To continue yes…

To continue yesterday’s meditation on the transitoriness of things: I’ve been thinking a lot about my 25 year-old self lately. Okay, he hasn’t been around since 1981, but he’s been occupying a lot of my available brain space these days. He was basically a serious fellow, I suppose, preoccupied with what some would consider serious things, but his daily life was pretty simple and he had a rather happy-go-lucky approach to the tasks of the day. Waking up early for reading and tea, rattling off to the office in his 69 VW Bug, spending the hours until evening at decidedly low-level clerical tasks which he nevertheless mostly enjoyed, heading back to the house to water garden and orchard before dinner and bed: where has he gone? I like him because his vision was mostly unclouded by disappointment and by that grim awareness of personal and societal flaws so inexorably on its way. And I would like to be him again, a feckless task, of course, both because 1981 seems now hopelessly irretrievable and because, as one of my childhood friends said decades ago, you can’t put the Kool Aid back into the package once it’s been mixed. And because my 25 year-old self died years ago. This is what most people think, though I consider him to be living just where he always did, in 1981, on a plane of existence now unavailable to me except in terms or more or less dim memory, but living nonetheless. Yet even the possibility that he is really dead is not sad or alarming to me in the slightest. Indeed, I would rather be alarmed at the thought that my young self could somehow be dragged kicking and screaming into today, where he most decidedly does not belong. I rejoice to think that he is serenely just where he is. And so, to speed things up into the future: why should I worry about my current 57 year-old self someday being dead? When the world has moved on to 2075, for example, will he not be most peacefully abiding in 2012? Would I want him to be anywhere else? No, I would not. He has far too much to do right here. Like getting that third cup of morning tea, for example, and getting the dogs their breakfast. His later avatars may have to live in some unimaginable future, but he will not. That is something he will most thankfully be spared.
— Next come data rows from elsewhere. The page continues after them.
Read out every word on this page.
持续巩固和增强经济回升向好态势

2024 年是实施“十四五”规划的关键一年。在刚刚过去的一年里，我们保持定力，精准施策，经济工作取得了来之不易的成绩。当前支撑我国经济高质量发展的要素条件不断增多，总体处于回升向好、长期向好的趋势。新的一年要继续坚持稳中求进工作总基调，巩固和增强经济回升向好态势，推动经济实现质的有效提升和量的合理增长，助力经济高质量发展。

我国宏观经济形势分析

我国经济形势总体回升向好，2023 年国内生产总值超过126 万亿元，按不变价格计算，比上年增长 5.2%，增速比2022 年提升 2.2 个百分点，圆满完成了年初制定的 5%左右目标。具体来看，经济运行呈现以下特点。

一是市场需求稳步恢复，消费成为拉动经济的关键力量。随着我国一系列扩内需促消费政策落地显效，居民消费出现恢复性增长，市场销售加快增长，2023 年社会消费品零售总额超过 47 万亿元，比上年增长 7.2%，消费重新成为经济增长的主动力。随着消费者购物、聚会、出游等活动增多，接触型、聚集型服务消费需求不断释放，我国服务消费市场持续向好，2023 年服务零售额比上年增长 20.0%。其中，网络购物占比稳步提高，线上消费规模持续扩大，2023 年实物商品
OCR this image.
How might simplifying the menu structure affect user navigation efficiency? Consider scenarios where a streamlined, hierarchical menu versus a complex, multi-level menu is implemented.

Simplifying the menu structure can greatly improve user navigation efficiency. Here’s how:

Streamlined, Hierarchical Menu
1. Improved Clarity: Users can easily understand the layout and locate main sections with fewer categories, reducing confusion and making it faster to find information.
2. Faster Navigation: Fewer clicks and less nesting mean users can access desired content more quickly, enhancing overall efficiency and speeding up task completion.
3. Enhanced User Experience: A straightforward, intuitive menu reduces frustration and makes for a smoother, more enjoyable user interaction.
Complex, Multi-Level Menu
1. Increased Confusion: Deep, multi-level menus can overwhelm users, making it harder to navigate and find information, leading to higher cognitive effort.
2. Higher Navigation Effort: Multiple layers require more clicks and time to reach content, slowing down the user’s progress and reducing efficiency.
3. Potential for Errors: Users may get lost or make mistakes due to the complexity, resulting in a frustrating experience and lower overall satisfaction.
2 comments on “To continue yes…

  1. dappled says:

    “His later avatars may have to live in some unimaginable future, but he will not.” Wonderful.
    Yes, my idea of the nature of time – it’s all simultaneous and forever – would have it so.

    • leifhendrik says:

      To me it appeared self-evident at a certain point that our personal past is not just a memory or idea but an actual physical place, far distant from the one we experience today. The world we knew on June 1, 1981, for instance, was located in an entirely different part of the universe, due to the way entire solar systems and galaxies travel through space, and because of the constant physical expansion of the cosmos. It also seems evident to me that we ourselves exist simultaneously in the present and in every separate moment of our personal past. Our physical self and our consciousness are not merely what we know today, in other words, but the sum total of every single second we have ever existed–all of them existing at once. The past only seems past and static but is actually quite dynamic and alive. It is we ourselves who are so limited!